Young Scots remain positive about finances amid coronacrisis

The survey gathered opinions of over 2,100 young adults in Scotland

Scots

Young Scots remain positive about finances amid coronacrisis. Source: shutterstock.com

According to the research from Bank of Scotland, just 52% of youngsters feel optimistic about what the future has in store for them financially, while only 1 in 4 feels pessimistic.
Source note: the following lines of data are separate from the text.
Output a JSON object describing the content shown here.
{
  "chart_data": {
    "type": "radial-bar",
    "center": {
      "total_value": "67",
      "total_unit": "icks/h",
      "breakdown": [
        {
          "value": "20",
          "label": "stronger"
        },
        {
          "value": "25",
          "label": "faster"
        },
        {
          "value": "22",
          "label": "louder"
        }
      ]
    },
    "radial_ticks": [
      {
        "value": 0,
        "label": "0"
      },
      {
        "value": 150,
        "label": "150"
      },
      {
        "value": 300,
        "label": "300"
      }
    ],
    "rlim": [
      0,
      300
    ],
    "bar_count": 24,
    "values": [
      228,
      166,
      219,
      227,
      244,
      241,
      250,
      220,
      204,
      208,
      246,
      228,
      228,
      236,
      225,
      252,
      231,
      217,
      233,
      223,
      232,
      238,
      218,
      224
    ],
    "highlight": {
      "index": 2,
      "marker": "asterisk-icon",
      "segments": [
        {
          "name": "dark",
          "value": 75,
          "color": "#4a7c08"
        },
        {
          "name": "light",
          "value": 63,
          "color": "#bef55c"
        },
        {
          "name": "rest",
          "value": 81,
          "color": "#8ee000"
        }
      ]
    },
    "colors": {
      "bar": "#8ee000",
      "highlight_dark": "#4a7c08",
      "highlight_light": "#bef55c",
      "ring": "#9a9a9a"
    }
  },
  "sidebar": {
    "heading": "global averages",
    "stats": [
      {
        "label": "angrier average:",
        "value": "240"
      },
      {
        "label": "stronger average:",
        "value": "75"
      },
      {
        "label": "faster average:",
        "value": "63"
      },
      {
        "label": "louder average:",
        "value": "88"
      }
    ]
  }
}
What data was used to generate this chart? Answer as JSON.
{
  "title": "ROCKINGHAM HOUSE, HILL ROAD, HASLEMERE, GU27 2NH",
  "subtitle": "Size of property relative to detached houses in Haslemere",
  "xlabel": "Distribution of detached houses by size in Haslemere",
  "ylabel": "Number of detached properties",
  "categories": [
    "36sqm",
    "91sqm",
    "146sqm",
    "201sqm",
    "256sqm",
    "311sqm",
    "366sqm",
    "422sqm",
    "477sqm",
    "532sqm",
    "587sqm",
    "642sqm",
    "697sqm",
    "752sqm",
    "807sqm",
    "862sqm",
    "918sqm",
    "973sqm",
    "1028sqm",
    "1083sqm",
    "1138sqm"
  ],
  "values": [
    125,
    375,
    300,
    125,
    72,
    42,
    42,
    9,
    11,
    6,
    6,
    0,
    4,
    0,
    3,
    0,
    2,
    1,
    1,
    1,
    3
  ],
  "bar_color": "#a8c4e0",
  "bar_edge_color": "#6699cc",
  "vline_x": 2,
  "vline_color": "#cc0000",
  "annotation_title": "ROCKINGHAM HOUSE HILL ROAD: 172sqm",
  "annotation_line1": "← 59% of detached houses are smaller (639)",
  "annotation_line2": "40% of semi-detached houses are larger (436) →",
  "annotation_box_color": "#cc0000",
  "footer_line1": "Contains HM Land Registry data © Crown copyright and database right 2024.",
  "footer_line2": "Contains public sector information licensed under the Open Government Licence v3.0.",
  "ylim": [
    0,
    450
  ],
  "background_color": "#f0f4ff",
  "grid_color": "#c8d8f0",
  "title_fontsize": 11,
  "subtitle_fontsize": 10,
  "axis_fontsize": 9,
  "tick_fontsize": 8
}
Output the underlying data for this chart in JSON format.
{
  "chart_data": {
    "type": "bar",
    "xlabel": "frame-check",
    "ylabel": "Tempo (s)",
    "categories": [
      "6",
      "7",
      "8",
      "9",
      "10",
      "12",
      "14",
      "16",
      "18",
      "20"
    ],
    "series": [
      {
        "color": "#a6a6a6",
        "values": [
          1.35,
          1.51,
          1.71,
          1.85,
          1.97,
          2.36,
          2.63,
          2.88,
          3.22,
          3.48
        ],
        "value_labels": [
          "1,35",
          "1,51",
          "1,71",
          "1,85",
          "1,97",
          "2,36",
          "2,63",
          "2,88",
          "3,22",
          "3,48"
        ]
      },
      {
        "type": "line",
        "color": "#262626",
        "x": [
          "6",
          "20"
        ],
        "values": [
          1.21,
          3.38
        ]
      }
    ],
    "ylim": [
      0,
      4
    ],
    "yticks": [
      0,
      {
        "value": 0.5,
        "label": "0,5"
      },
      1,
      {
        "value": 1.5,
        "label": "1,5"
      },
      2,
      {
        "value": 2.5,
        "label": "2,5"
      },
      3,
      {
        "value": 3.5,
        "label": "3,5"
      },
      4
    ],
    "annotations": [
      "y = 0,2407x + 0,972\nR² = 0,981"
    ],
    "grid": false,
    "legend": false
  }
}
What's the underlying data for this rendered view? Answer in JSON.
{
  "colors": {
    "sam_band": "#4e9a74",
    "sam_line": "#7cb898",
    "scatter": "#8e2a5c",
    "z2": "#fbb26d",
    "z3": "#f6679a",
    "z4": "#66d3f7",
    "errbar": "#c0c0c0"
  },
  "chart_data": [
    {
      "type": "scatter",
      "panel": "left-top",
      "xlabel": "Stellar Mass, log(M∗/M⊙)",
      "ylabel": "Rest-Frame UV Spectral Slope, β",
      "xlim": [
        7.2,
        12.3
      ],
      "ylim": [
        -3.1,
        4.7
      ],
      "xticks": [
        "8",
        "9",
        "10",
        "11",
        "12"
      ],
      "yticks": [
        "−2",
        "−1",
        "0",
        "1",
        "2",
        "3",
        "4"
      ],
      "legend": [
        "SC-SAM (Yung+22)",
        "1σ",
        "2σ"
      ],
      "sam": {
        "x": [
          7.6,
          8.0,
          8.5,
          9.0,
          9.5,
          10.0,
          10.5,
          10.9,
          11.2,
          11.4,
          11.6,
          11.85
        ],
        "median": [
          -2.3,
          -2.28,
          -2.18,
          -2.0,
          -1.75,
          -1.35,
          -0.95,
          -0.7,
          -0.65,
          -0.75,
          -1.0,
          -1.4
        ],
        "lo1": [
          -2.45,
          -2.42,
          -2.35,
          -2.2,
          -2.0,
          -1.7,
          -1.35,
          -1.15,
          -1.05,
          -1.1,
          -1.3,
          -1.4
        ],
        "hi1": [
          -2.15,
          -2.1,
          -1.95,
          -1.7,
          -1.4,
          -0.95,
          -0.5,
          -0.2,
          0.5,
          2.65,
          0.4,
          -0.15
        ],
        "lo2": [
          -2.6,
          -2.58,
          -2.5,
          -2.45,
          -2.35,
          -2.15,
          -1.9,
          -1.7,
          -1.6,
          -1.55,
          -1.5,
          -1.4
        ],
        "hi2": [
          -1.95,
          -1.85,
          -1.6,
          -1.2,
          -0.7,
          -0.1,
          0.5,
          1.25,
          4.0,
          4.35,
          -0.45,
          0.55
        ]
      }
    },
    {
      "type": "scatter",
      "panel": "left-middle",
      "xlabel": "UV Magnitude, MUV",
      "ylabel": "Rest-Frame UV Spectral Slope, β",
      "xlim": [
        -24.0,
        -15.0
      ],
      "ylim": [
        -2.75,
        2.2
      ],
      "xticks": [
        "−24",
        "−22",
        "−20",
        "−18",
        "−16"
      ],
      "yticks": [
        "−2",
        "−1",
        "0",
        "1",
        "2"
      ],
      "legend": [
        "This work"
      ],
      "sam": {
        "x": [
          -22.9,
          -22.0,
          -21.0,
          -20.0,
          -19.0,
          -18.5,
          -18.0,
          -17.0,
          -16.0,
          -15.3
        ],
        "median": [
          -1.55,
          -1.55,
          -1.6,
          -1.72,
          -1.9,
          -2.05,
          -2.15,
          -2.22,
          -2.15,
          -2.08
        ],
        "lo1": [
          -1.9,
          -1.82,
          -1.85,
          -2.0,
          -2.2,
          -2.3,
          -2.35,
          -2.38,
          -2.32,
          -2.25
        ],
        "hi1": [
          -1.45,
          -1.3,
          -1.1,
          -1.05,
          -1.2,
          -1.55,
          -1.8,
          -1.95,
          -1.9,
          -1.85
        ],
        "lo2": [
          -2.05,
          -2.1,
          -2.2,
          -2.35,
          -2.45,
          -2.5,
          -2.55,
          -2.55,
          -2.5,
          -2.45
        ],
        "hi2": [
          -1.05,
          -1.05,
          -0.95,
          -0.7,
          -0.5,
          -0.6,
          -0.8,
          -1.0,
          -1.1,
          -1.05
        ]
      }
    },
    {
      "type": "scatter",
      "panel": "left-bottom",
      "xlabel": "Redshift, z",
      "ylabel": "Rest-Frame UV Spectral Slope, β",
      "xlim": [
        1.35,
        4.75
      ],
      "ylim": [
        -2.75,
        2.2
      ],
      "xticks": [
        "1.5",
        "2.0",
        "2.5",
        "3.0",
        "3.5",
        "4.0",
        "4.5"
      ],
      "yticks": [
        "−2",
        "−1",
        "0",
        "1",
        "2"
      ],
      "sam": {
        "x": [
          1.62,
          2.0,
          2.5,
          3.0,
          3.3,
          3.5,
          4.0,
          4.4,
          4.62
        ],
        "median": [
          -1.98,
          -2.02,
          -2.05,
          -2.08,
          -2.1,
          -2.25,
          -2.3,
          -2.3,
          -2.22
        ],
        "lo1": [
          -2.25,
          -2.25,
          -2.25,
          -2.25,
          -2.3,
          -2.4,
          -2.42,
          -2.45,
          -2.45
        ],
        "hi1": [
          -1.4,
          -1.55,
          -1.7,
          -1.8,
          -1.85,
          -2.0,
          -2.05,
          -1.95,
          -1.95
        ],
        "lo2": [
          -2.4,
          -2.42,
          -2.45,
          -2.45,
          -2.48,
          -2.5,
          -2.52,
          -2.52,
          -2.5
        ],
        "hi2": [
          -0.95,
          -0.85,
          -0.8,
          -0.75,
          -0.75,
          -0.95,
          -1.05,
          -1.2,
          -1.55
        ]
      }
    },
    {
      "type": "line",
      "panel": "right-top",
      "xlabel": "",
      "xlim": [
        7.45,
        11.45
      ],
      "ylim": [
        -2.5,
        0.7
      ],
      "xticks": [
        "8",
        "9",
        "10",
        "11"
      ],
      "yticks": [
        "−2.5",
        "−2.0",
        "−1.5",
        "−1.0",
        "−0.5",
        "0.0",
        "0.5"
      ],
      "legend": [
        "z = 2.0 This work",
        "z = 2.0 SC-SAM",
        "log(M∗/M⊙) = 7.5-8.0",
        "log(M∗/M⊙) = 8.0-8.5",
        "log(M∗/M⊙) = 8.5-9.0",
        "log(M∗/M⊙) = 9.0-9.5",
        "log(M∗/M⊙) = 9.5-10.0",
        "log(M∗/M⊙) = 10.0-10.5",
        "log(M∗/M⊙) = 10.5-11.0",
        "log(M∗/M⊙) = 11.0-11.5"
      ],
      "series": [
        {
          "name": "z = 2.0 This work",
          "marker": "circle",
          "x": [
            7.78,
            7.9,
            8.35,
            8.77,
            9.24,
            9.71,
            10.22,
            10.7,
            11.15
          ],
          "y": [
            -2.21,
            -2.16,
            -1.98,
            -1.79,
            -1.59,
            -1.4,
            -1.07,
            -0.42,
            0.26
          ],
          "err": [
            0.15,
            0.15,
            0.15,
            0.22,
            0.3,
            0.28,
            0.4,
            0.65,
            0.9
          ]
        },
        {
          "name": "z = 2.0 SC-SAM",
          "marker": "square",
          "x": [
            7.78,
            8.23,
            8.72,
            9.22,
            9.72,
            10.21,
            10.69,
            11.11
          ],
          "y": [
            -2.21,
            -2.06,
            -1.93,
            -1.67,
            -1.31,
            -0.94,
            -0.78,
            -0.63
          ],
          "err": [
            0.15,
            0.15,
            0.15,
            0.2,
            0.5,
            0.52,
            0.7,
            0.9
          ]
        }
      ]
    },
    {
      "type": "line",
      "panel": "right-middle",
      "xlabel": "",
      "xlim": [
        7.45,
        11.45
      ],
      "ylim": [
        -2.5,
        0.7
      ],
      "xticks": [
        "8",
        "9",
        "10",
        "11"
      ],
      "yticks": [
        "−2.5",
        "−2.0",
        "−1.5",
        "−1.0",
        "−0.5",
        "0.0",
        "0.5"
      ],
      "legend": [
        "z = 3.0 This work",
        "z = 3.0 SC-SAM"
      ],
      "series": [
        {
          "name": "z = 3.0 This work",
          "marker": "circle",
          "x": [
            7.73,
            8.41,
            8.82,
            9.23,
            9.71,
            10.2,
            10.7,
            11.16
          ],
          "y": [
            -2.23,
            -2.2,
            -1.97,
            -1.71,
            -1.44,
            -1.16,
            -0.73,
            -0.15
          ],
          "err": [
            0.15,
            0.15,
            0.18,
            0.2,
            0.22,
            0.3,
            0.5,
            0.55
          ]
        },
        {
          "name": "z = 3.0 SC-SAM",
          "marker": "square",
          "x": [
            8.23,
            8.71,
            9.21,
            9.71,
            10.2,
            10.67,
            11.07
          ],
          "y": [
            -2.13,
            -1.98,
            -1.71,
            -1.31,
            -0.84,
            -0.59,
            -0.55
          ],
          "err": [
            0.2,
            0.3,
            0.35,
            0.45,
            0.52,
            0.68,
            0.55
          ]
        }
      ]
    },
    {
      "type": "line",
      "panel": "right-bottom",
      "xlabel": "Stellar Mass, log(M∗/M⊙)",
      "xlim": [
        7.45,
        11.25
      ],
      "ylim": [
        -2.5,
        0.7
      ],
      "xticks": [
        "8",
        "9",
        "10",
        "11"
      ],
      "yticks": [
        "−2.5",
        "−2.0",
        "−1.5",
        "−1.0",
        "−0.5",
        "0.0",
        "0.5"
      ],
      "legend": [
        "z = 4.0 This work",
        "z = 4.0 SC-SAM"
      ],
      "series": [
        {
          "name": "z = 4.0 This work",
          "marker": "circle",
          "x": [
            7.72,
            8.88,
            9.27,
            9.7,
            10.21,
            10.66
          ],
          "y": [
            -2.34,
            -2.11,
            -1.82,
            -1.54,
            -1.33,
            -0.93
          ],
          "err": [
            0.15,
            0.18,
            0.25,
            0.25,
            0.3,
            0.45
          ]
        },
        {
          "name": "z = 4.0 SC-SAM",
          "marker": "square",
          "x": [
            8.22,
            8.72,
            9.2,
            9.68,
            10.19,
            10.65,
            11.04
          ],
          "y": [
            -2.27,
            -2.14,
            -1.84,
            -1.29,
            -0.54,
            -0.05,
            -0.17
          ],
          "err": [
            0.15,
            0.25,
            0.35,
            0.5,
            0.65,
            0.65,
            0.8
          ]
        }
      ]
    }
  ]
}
In fact, 55% of men aged between 18 and 24 are currently the most positive about their financial futures. Overall, those in the North East, South Scotland, and the Lothians (54%) are the most financially optimistic about the years ahead, while the least positive are those in West Scotland.

Meanwhile, 48% of young Scots say their financial outlook has deteriorated because of the pandemic, while only 1 in 10 feels more positive about money.

The financial attitudes of respondents were most negatively affected in the Lothians and Glasgow, with a little over half (53%) feeling worse about money because of the pandemic. This ties in with the finding that more young people living in Glasgow (17%) said they lost their jobs than any other part of Scotland, and the city also saw the highest level of furlough (26%). Overall, 23% of those surveyed said they were furloughed during the pandemic, and 12% lost their jobs.

The cost of things like saving for a first home, getting married, or starting a family could seem even more overwhelming after the difficulties of the last year. With the ability to meet major milestones some of the areas of future financial concern, it’s a good indication that young people are thinking about their financial priorities. Taking action to achieve these, such as breaking down long term aims into shorter-term budgeting and saving goals, is an important step in helping people feel comfortable and confident in managing their finances
Pete McCarthy, Director, Bank of Scotland

The survey found that across the nation’s young adults, there are 3 main financial concerns:

  1. being able to do more than just make ends meet (60%)
  2. having enough money in retirement (58%)
  3. being able to afford a house (50%).

When considering the barriers to a secure future, the lack of affordable homes (39%) and the lack of jobs (37%) are seen as the biggest hurdles.